Sur place, pendant que les réseaux sociaux font dans la surenchère quant à l’état de santé du président, au parlement se joue une partie inattendue après le « grave malaise » de Béji Caïd Essebsi, certains redoutant un « coup d’Etat médical » comme celui qui avait évincé en 1987 le président Bourguiba au profit de Zine el-Abidine Ben Ali. Les groupes parlementaires de la coalition gouvernementale semblent en effet projeter un retrait de confiance au président de l’Assemblée des Représentants du Peuple (ARP), Mohamed Ennaceur, arguant de son absence due à son état de santé. L’action n’a pas été encore prise, mais le malaise est réel et intervient au moment où les clivages autour des amendements apportés au code électoral font planer le doute sur un éventuel report des élections législatives et présidentielle. En réponse à la réunion de l’assemblée, la présidence a déclaré : « L’état de santé de Béji Caïd Essebsi est stable et ce dernier reçoit les soins nécessaires ». « La réunion qui a eu lieu à l’assemblée n’a rien à voir avec l’état de santé du président », a ajouté la porte-parole de la présidence, Saïda Garrach, en tentant de calmer les esprits.

Ces derniers événements font suite à une série de tensions politiques en Tunisie. Le 18 juin dernier, une nouvelle loi électorale a vu le jour, et ce, à deux mois du dépôt des candidatures à la présidentielle. Des amendements controversés qui ont déclenché d’importants remous politiques, car ils sont à même d’empêcher plusieurs candidats de poids de se présenter à la présidentielle. Par exemple, l’un des amendements exige que les candidats respectent individuellement durant les 12 mois précédant le scrutin les mêmes obligations que les partis : pas de fonds étrangers, ni de dons de sociétés, pas de distribution d’aide, ni de publicité politique. Ceci a été perçu par certains comme un moyen d’écarter certains candidats, comme le magnat des médias Nabil Karoui, qui a gagné en popularité en organisant des actions de charité diffusées quotidiennement sur la chaîne qu’il a fondée, Nessma.
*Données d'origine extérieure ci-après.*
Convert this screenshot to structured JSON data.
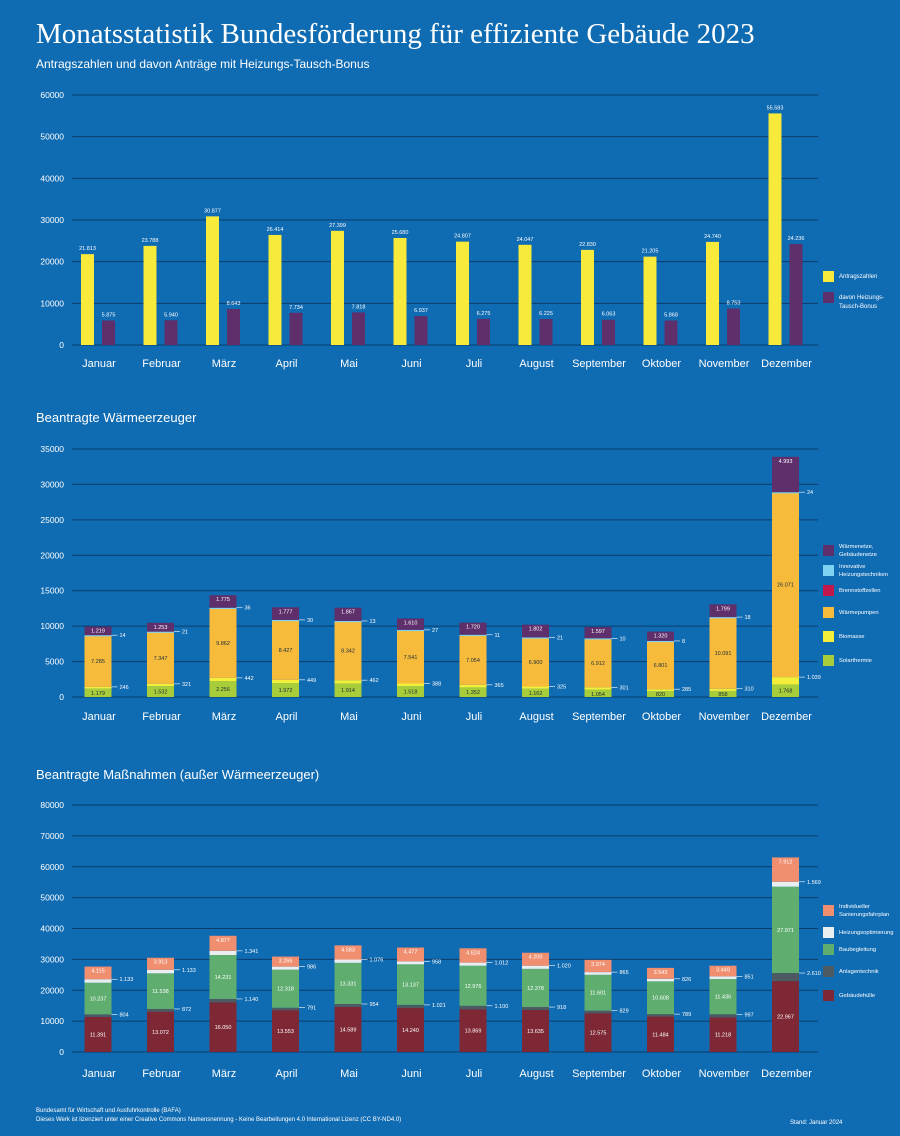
{
  "header": {
    "title": "Monatsstatistik Bundesförderung für effiziente Gebäude 2023",
    "subtitle": "Antragszahlen und davon Anträge mit Heizungs-Tausch-Bonus"
  },
  "colors": {
    "background": "#0f6bb2",
    "antragszahlen": "#f7ea3a",
    "bonus": "#5e2f6b",
    "waermenetze": "#5e2f6b",
    "innovative": "#7fd3f2",
    "brennstoffzellen": "#c3164a",
    "waermepumpen": "#f7bb3c",
    "biomasse": "#f3ee3a",
    "solarthermie": "#a7cd3a",
    "sanierungsfahrplan": "#f08f70",
    "heizungsoptimierung": "#e9eef0",
    "baubegleitung": "#5fae70",
    "anlagentechnik": "#4e5a62",
    "gebaeudehuelle": "#7e2835"
  },
  "chart_data": [
    {
      "type": "bar",
      "categories": [
        "Januar",
        "Februar",
        "März",
        "April",
        "Mai",
        "Juni",
        "Juli",
        "August",
        "September",
        "Oktober",
        "November",
        "Dezember"
      ],
      "ylim": [
        0,
        60000
      ],
      "yticks": [
        "0",
        "10000",
        "20000",
        "30000",
        "40000",
        "50000",
        "60000"
      ],
      "legend_position": "right",
      "series": [
        {
          "name": "Antragszahlen",
          "color": "#f7ea3a",
          "values": [
            21813,
            23788,
            30877,
            26414,
            27399,
            25680,
            24807,
            24047,
            22830,
            21205,
            24740,
            55583
          ],
          "labels": [
            "21.813",
            "23.788",
            "30.877",
            "26.414",
            "27.399",
            "25.680",
            "24.807",
            "24.047",
            "22.830",
            "21.205",
            "24.740",
            "55.583"
          ]
        },
        {
          "name": "davon Heizungs-Tausch-Bonus",
          "color": "#5e2f6b",
          "values": [
            5875,
            5940,
            8643,
            7734,
            7818,
            6937,
            6275,
            6225,
            6063,
            5868,
            8753,
            24236
          ],
          "labels": [
            "5.875",
            "5.940",
            "8.643",
            "7.734",
            "7.818",
            "6.937",
            "6.275",
            "6.225",
            "6.063",
            "5.868",
            "8.753",
            "24.236"
          ]
        }
      ]
    },
    {
      "type": "bar",
      "title": "Beantragte Wärmeerzeuger",
      "stacked": true,
      "categories": [
        "Januar",
        "Februar",
        "März",
        "April",
        "Mai",
        "Juni",
        "Juli",
        "August",
        "September",
        "Oktober",
        "November",
        "Dezember"
      ],
      "ylim": [
        0,
        35000
      ],
      "yticks": [
        "0",
        "5000",
        "10000",
        "15000",
        "20000",
        "25000",
        "30000",
        "35000"
      ],
      "legend_position": "right",
      "series": [
        {
          "name": "Solarthermie",
          "color": "#a7cd3a",
          "values": [
            1179,
            1532,
            2256,
            1972,
            1914,
            1518,
            1352,
            1162,
            1054,
            820,
            858,
            1768
          ],
          "labels": [
            "1.179",
            "1.532",
            "2.256",
            "1.972",
            "1.914",
            "1.518",
            "1.352",
            "1.162",
            "1.054",
            "820",
            "858",
            "1.768"
          ]
        },
        {
          "name": "Biomasse",
          "color": "#f3ee3a",
          "values": [
            246,
            321,
            442,
            449,
            462,
            388,
            365,
            325,
            301,
            285,
            310,
            1039
          ],
          "labels": [
            "246",
            "321",
            "442",
            "449",
            "462",
            "388",
            "365",
            "325",
            "301",
            "285",
            "310",
            "1.039"
          ]
        },
        {
          "name": "Wärmepumpen",
          "color": "#f7bb3c",
          "values": [
            7285,
            7347,
            9862,
            8427,
            8342,
            7541,
            7054,
            6900,
            6912,
            6801,
            10091,
            26071
          ],
          "labels": [
            "7.285",
            "7.347",
            "9.862",
            "8.427",
            "8.342",
            "7.541",
            "7.054",
            "6.900",
            "6.912",
            "6.801",
            "10.091",
            "26.071"
          ]
        },
        {
          "name": "Brennstoffzellen",
          "color": "#c3164a",
          "values": [
            0,
            0,
            0,
            0,
            0,
            0,
            0,
            0,
            0,
            0,
            0,
            0
          ]
        },
        {
          "name": "Innovative Heizungstechniken",
          "color": "#7fd3f2",
          "values": [
            14,
            21,
            36,
            30,
            13,
            27,
            11,
            21,
            10,
            8,
            18,
            24
          ],
          "labels": [
            "14",
            "21",
            "36",
            "30",
            "13",
            "27",
            "11",
            "21",
            "10",
            "8",
            "18",
            "24"
          ]
        },
        {
          "name": "Wärmenetze, Gebäudenetze",
          "color": "#5e2f6b",
          "values": [
            1219,
            1253,
            1775,
            1777,
            1867,
            1610,
            1720,
            1802,
            1597,
            1320,
            1799,
            4993
          ],
          "labels": [
            "1.219",
            "1.253",
            "1.775",
            "1.777",
            "1.867",
            "1.610",
            "1.720",
            "1.802",
            "1.597",
            "1.320",
            "1.799",
            "4.993"
          ]
        }
      ]
    },
    {
      "type": "bar",
      "title": "Beantragte Maßnahmen (außer Wärmeerzeuger)",
      "stacked": true,
      "categories": [
        "Januar",
        "Februar",
        "März",
        "April",
        "Mai",
        "Juni",
        "Juli",
        "August",
        "September",
        "Oktober",
        "November",
        "Dezember"
      ],
      "ylim": [
        0,
        80000
      ],
      "yticks": [
        "0",
        "10000",
        "20000",
        "30000",
        "40000",
        "50000",
        "60000",
        "70000",
        "80000"
      ],
      "legend_position": "right",
      "series": [
        {
          "name": "Gebäudehülle",
          "color": "#7e2835",
          "values": [
            11391,
            13072,
            16050,
            13553,
            14589,
            14240,
            13869,
            13635,
            12575,
            11484,
            11218,
            22967
          ],
          "labels": [
            "11.391",
            "13.072",
            "16.050",
            "13.553",
            "14.589",
            "14.240",
            "13.869",
            "13.635",
            "12.575",
            "11.484",
            "11.218",
            "22.967"
          ]
        },
        {
          "name": "Anlagentechnik",
          "color": "#4e5a62",
          "values": [
            804,
            872,
            1140,
            791,
            954,
            1021,
            1100,
            918,
            829,
            789,
            997,
            2610
          ],
          "labels": [
            "804",
            "872",
            "1.140",
            "791",
            "954",
            "1.021",
            "1.100",
            "918",
            "829",
            "789",
            "997",
            "2.610"
          ]
        },
        {
          "name": "Baubegleitung",
          "color": "#5fae70",
          "values": [
            10237,
            11538,
            14231,
            12318,
            13331,
            13137,
            12976,
            12378,
            11601,
            10608,
            11436,
            27971
          ],
          "labels": [
            "10.237",
            "11.538",
            "14.231",
            "12.318",
            "13.331",
            "13.137",
            "12.976",
            "12.378",
            "11.601",
            "10.608",
            "11.436",
            "27.971"
          ]
        },
        {
          "name": "Heizungsoptimierung",
          "color": "#e9eef0",
          "values": [
            1133,
            1133,
            1341,
            986,
            1076,
            958,
            1012,
            1020,
            865,
            826,
            851,
            1569
          ],
          "labels": [
            "1.133",
            "1.133",
            "1.341",
            "986",
            "1.076",
            "958",
            "1.012",
            "1.020",
            "865",
            "826",
            "851",
            "1.569"
          ]
        },
        {
          "name": "Individueller Sanierungsfahrplan",
          "color": "#f08f70",
          "values": [
            4115,
            3913,
            4877,
            3266,
            4583,
            4477,
            4624,
            4200,
            3974,
            3543,
            3449,
            7912
          ],
          "labels": [
            "4.115",
            "3.913",
            "4.877",
            "3.266",
            "4.583",
            "4.477",
            "4.624",
            "4.200",
            "3.974",
            "3.543",
            "3.449",
            "7.912"
          ]
        }
      ]
    }
  ],
  "footer": {
    "source_line1": "Bundesamt für Wirtschaft und Ausfuhrkontrolle (BAFA)",
    "source_line2": "Dieses Werk ist lizenziert unter einer Creative Commons Namensnennung - Keine Bearbeitungen 4.0 International Lizenz (CC BY-ND4.0)",
    "stand": "Stand: Januar 2024"
  }
}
Cette loi est venue s’ajouter au bras de fer au sein même du cercle du pouvoir. Quelques semaines plus tôt en effet, le parti Tahya Tounès, fondé par des partisans du premier ministre tunisien, Youssef Chahed, était officiellement lancé dans un contexte de tensions avec la formation du président Essebsi, Nidaa Tounès. Le parti Tahya Tounès est notamment constitué de dissidents de Nidaa Tounès décimé par d’âpres luttes de pouvoir ayant notamment abouti à l’éviction de M. Chahed. Ce dernier, élu président du nouveau parti, entretient toujours le flou quant à sa possible candidature à la présidentielle, ce qui ajoute à la confusion politique actuelle.